Patients who a short time ago had never heard of two antimalarial drugs might now be asking clinicians about them as a treatment for COVID-19.
So what should clinicians advise about the use of the drugs—hydroxychloroquine and chloroquine—to treat coronavirus?
Doctors and other clinicians should avoid misuse of the drugs “for the prophylaxis of COVID-19, because there are absolutely no data to support this,” according to two doctors, writing in an “ideas and opinions” piece in the Annals of Internal Medicine.
The two generic drugs, used largely by rheumatologists and dermatologists to treat immune-mediated diseases, such as lupus and rheumatoid arthritis, entered the spotlight after President Donald Trump suggested hydroxychloroquine could be a potential treatment for COVID-19.
That accelerated a worldwide run on the drugs, with pharmacies reporting shortages within 24 hours, said Jinoos Yazdany, M.D., of the Zuckerberg San Francisco General Hospital and the division of rheumatology at the University of California, San Francisco, and Alfred H.J. Kim, M.D., of the division of rheumatology at Washington University School of Medicine in St. Louis.

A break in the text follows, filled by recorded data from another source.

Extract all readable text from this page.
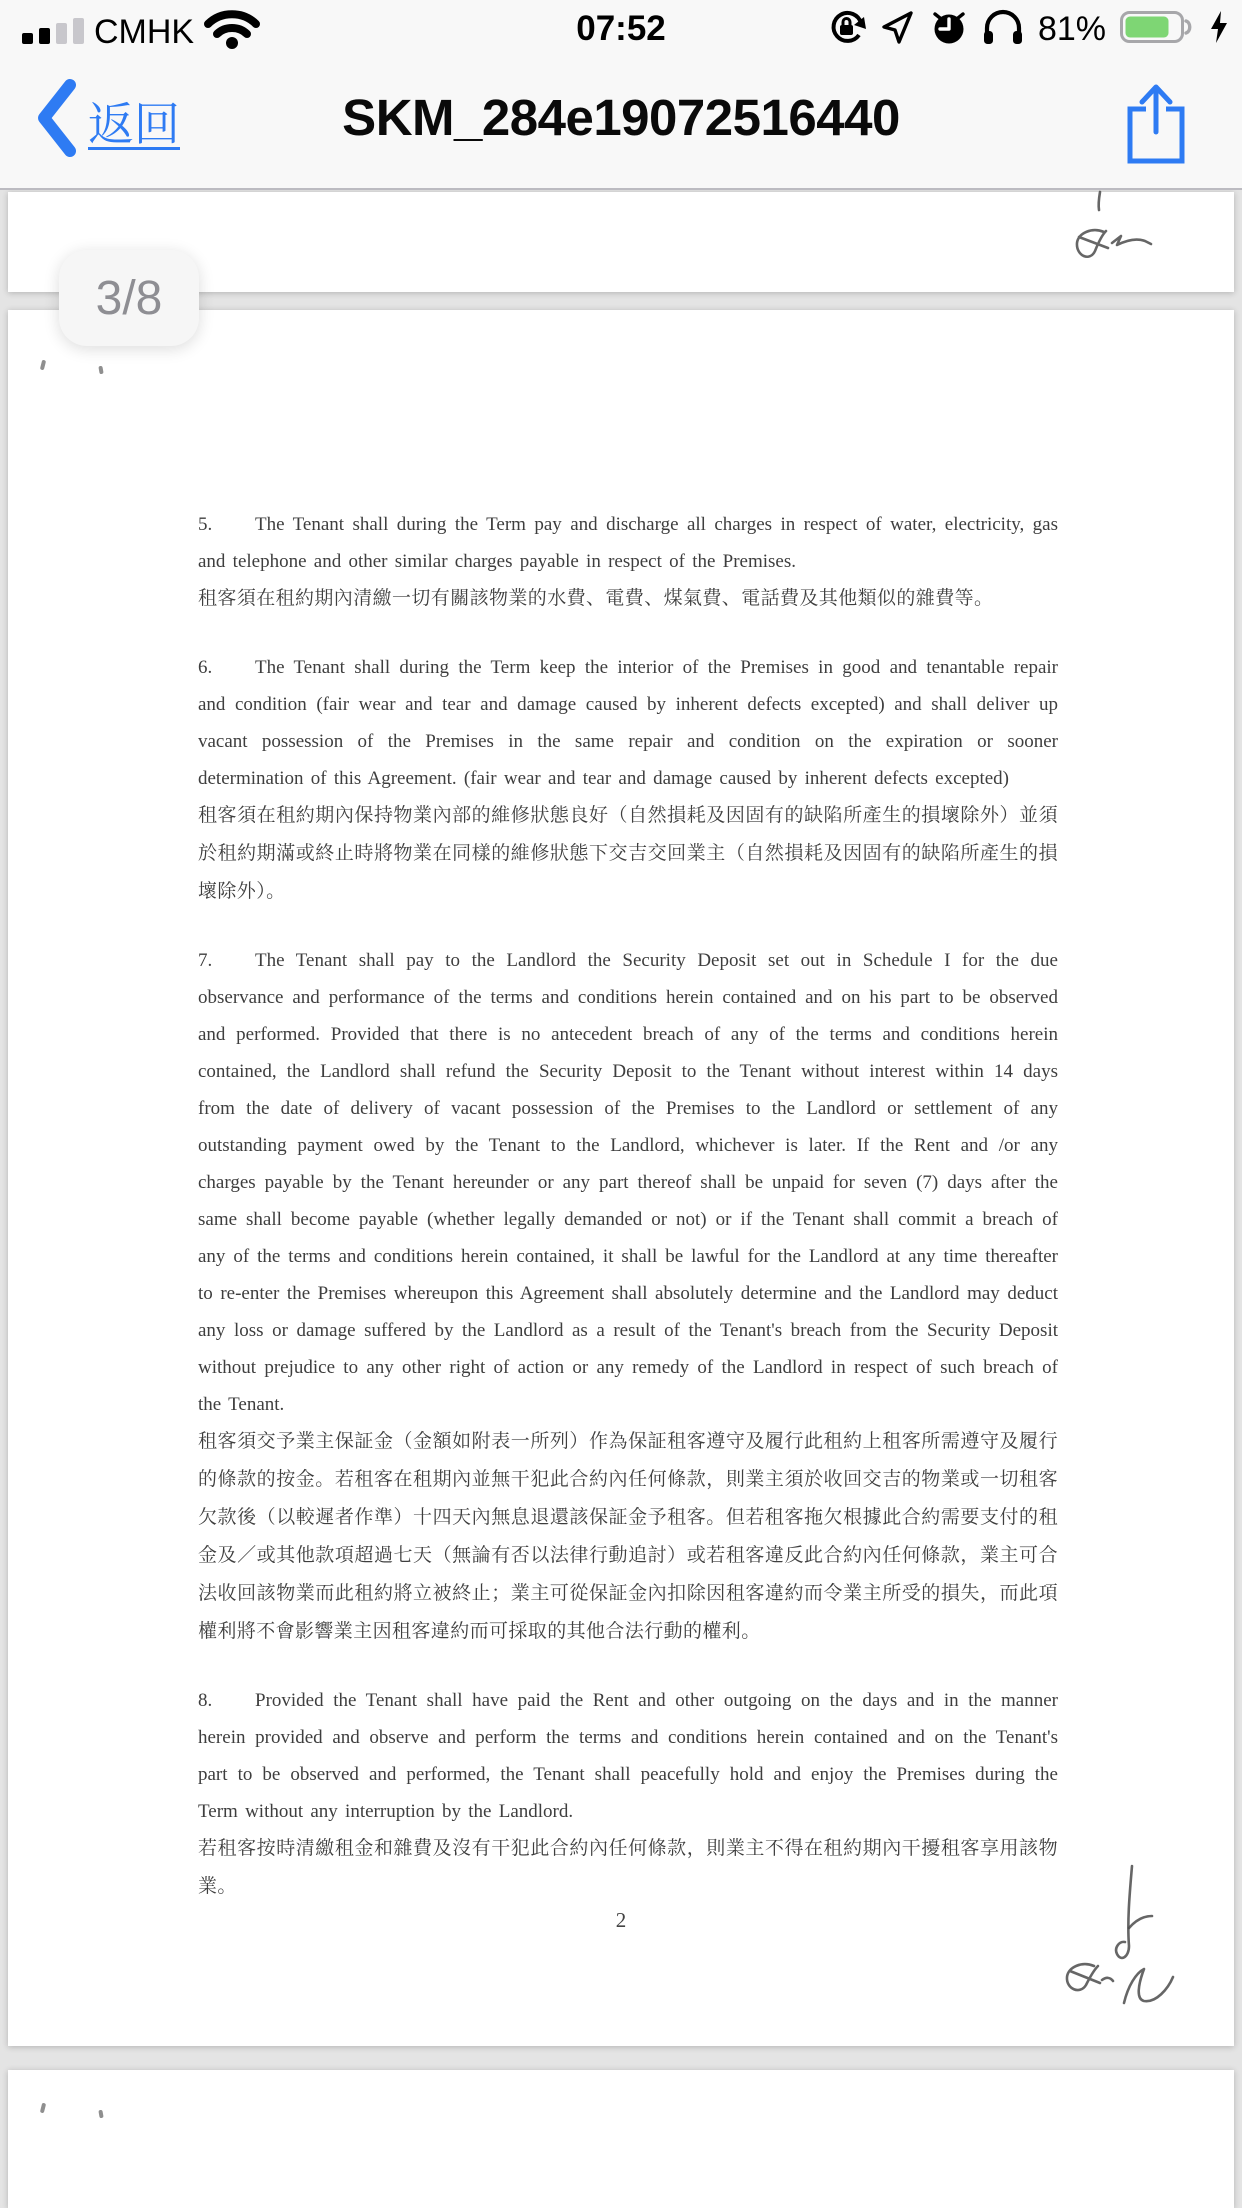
CMHK	07:52	81%
返回	SKM_284e19072516440

5. The Tenant shall during the Term pay and discharge all charges in respect of water, electricity, gas and telephone and other similar charges payable in respect of the Premises.

租客須在租約期內清繳一切有關該物業的水費、電費、煤氣費、電話費及其他類似的雜費等。

6. The Tenant shall during the Term keep the interior of the Premises in good and tenantable repair and condition (fair wear and tear and damage caused by inherent defects excepted) and shall deliver up vacant possession of the Premises in the same repair and condition on the expiration or sooner determination of this Agreement. (fair wear and tear and damage caused by inherent defects excepted)

租客須在租約期內保持物業內部的維修狀態良好（自然損耗及因固有的缺陷所產生的損壞除外）並須於租約期滿或終止時將物業在同樣的維修狀態下交吉交回業主（自然損耗及因固有的缺陷所產生的損壞除外）。

7. The Tenant shall pay to the Landlord the Security Deposit set out in Schedule I for the due observance and performance of the terms and conditions herein contained and on his part to be observed and performed. Provided that there is no antecedent breach of any of the terms and conditions herein contained, the Landlord shall refund the Security Deposit to the Tenant without interest within 14 days from the date of delivery of vacant possession of the Premises to the Landlord or settlement of any outstanding payment owed by the Tenant to the Landlord, whichever is later. If the Rent and /or any charges payable by the Tenant hereunder or any part thereof shall be unpaid for seven (7) days after the same shall become payable (whether legally demanded or not) or if the Tenant shall commit a breach of any of the terms and conditions herein contained, it shall be lawful for the Landlord at any time thereafter to re-enter the Premises whereupon this Agreement shall absolutely determine and the Landlord may deduct any loss or damage suffered by the Landlord as a result of the Tenant's breach from the Security Deposit without prejudice to any other right of action or any remedy of the Landlord in respect of such breach of the Tenant.

租客須交予業主保証金（金額如附表一所列）作為保証租客遵守及履行此租約上租客所需遵守及履行的條款的按金。若租客在租期內並無干犯此合約內任何條款，則業主須於收回交吉的物業或一切租客欠款後（以較遲者作準）十四天內無息退還該保証金予租客。但若租客拖欠根據此合約需要支付的租金及／或其他款項超過七天（無論有否以法律行動追討）或若租客違反此合約內任何條款，業主可合法收回該物業而此租約將立被終止；業主可從保証金內扣除因租客違約而令業主所受的損失，而此項權利將不會影響業主因租客違約而可採取的其他合法行動的權利。

8. Provided the Tenant shall have paid the Rent and other outgoing on the days and in the manner herein provided and observe and perform the terms and conditions herein contained and on the Tenant's part to be observed and performed, the Tenant shall peacefully hold and enjoy the Premises during the Term without any interruption by the Landlord.

若租客按時清繳租金和雜費及沒有干犯此合約內任何條款，則業主不得在租約期內干擾租客享用該物業。

2
3/8
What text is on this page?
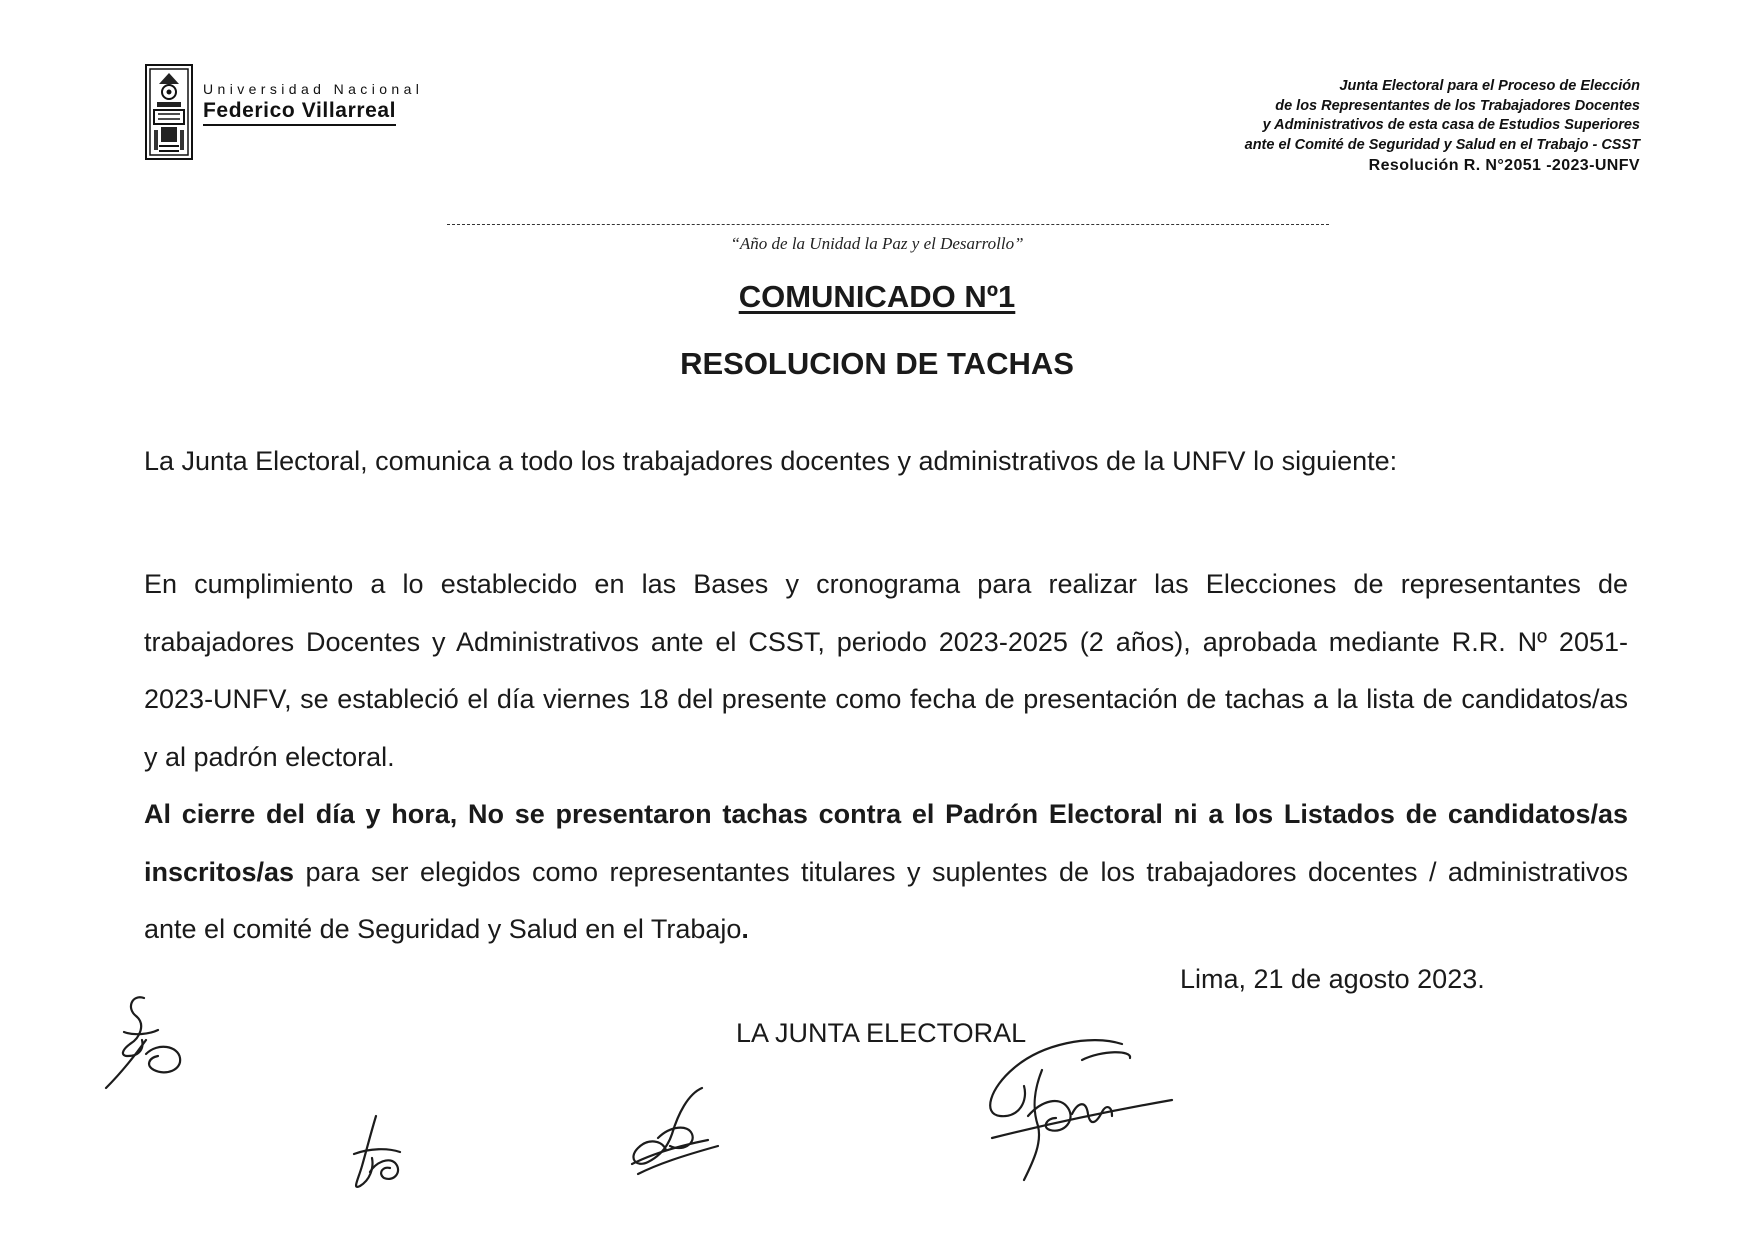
Universidad Nacional
Federico Villarreal
Junta Electoral para el Proceso de Elección
de los Representantes de los Trabajadores Docentes
y Administrativos de esta casa de Estudios Superiores
ante el Comité de Seguridad y Salud en el Trabajo - CSST
Resolución R. N°2051 -2023-UNFV
“Año de la Unidad la Paz y el Desarrollo”
COMUNICADO Nº1
RESOLUCION DE TACHAS
La Junta Electoral, comunica a todo los trabajadores docentes y administrativos de la UNFV lo siguiente:

En cumplimiento a lo establecido en las Bases y cronograma para realizar las Elecciones de representantes de trabajadores Docentes y Administrativos ante el CSST, periodo 2023-2025 (2 años), aprobada mediante R.R. Nº 2051-2023-UNFV, se estableció el día viernes 18 del presente como fecha de presentación de tachas a la lista de candidatos/as y al padrón electoral.

Al cierre del día y hora, No se presentaron tachas contra el Padrón Electoral ni a los Listados de candidatos/as inscritos/as para ser elegidos como representantes titulares y suplentes de los trabajadores docentes / administrativos ante el comité de Seguridad y Salud en el Trabajo.

Lima, 21 de agosto 2023.
LA JUNTA ELECTORAL
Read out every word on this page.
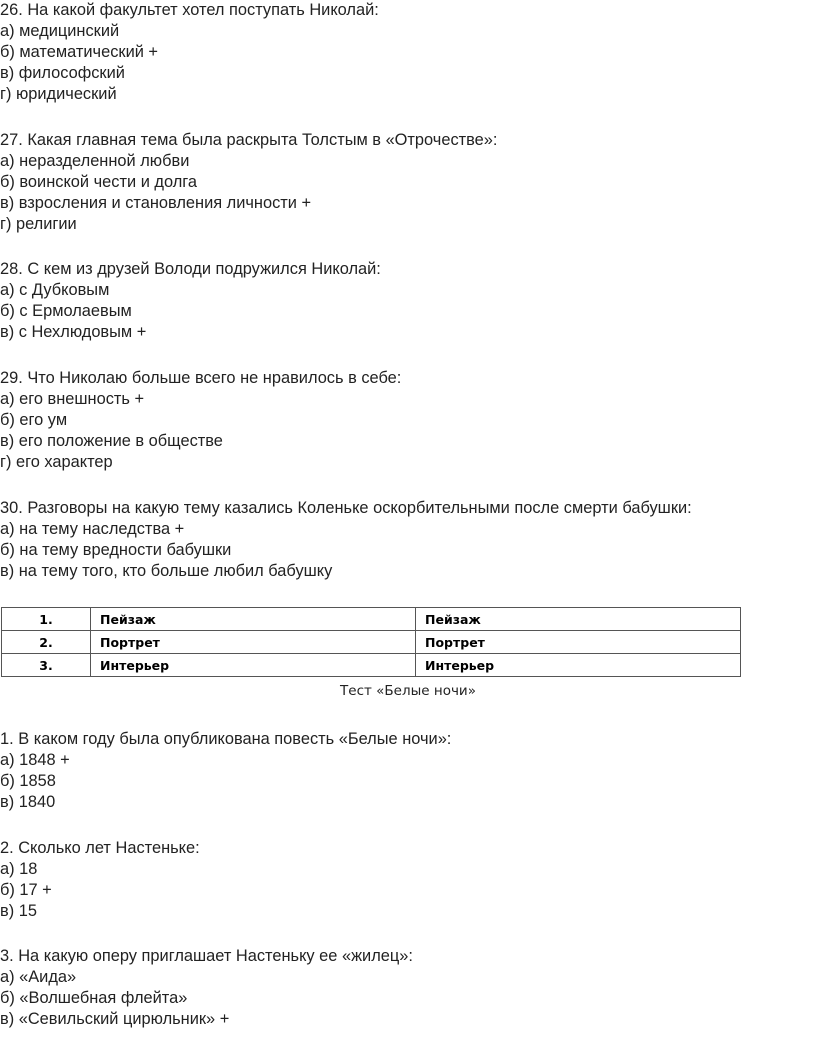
26. На какой факультет хотел поступать Николай:
а) медицинский
б) математический +
в) философский
г) юридический
27. Какая главная тема была раскрыта Толстым в «Отрочестве»:
а) неразделенной любви
б) воинской чести и долга
в) взросления и становления личности +
г) религии
28. С кем из друзей Володи подружился Николай:
а) с Дубковым
б) с Ермолаевым
в) с Нехлюдовым +
29. Что Николаю больше всего не нравилось в себе:
а) его внешность +
б) его ум
в) его положение в обществе
г) его характер
30. Разговоры на какую тему казались Коленьке оскорбительными после смерти бабушки:
а) на тему наследства +
б) на тему вредности бабушки
в) на тему того, кто больше любил бабушку
1.	Пейзаж	Пейзаж
2.	Портрет	Портрет
3.	Интерьер	Интерьер
Тест «Белые ночи»
1. В каком году была опубликована повесть «Белые ночи»:
а) 1848 +
б) 1858
в) 1840
2. Сколько лет Настеньке:
а) 18
б) 17 +
в) 15
3. На какую оперу приглашает Настеньку ее «жилец»:
а) «Аида»
б) «Волшебная флейта»
в) «Севильский цирюльник» +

Both drugs have demonstrated antiviral activity against severe acute respiratory syndrome–coronavirus 2 (SARS–CoV-2) in vitro and in small, poorly controlled or uncontrolled clinical studies, research that would normally be deemed hypothesis-generating at best, the two rheumatologists said.
Data to support the use of either drug for COVID-19 are “limited and inconclusive,” they said. Sadly, reports of adverse events have increased, with several countries reporting poisonings and at least one death reported in a patient who drank fish tank cleaner because it contains chloroquine. The drugs can have side effects including ventricular arrhythmias, chloroquine prolongation and other cardiac toxicity, which may pose a particular risk to critically ill persons.
“Given these serious potential adverse effects, the hasty and inappropriate interpretation of the literature by public leaders has potential to do serious harm,” they wrote.
Instead of treating patients with coronavirus with the drugs, physicians should refer patients to expedited randomized trials that can answer the question of if, when, and for whom the medications are helpful in COVID-19, they said. Ten such trials are underway.
That leaves the question of how to help patients with immune-mediated conditions that do benefit from the drugs that are now in short supply.
The doctors said landmark clinical trials have shown that the withdrawal of hydroxychloroquine from patients with lupus can lead to flares of the disease, including life-threatening effects.
“The current shortages of HCQ [hydroxychloroquine] have therefore alarmed rheumatologists and patients. Offices across the country report fielding calls from concerned patients who are having difficulty obtaining their medication,” they wrote.
Studies have shown that brief gaps in therapy, of about one to weeks, are less concerning, but longer lapses put patients at risk, they said. Patients may wonder about rationing their supply of the drug by taking a lower dose, which isn’t a good idea, although it may be that some patients do better than others with that approach, they said.
Given the likelihood that shortages will continue, the doctors called on manufacturers, clinicians, pharmacies, health systems and governmental health agencies to take an aggressive response to ensure use of the drugs is managed during the pandemic.
Finally, they said health professionals must stop depleting the supply by prescribing the drugs and hoarding them for themselves, family and friends.
“The looming public health crisis for people with rheumatic diseases who will be unable to obtain HCQ is the result of a perfect storm of fear and dissemination of overpromised data,” they said.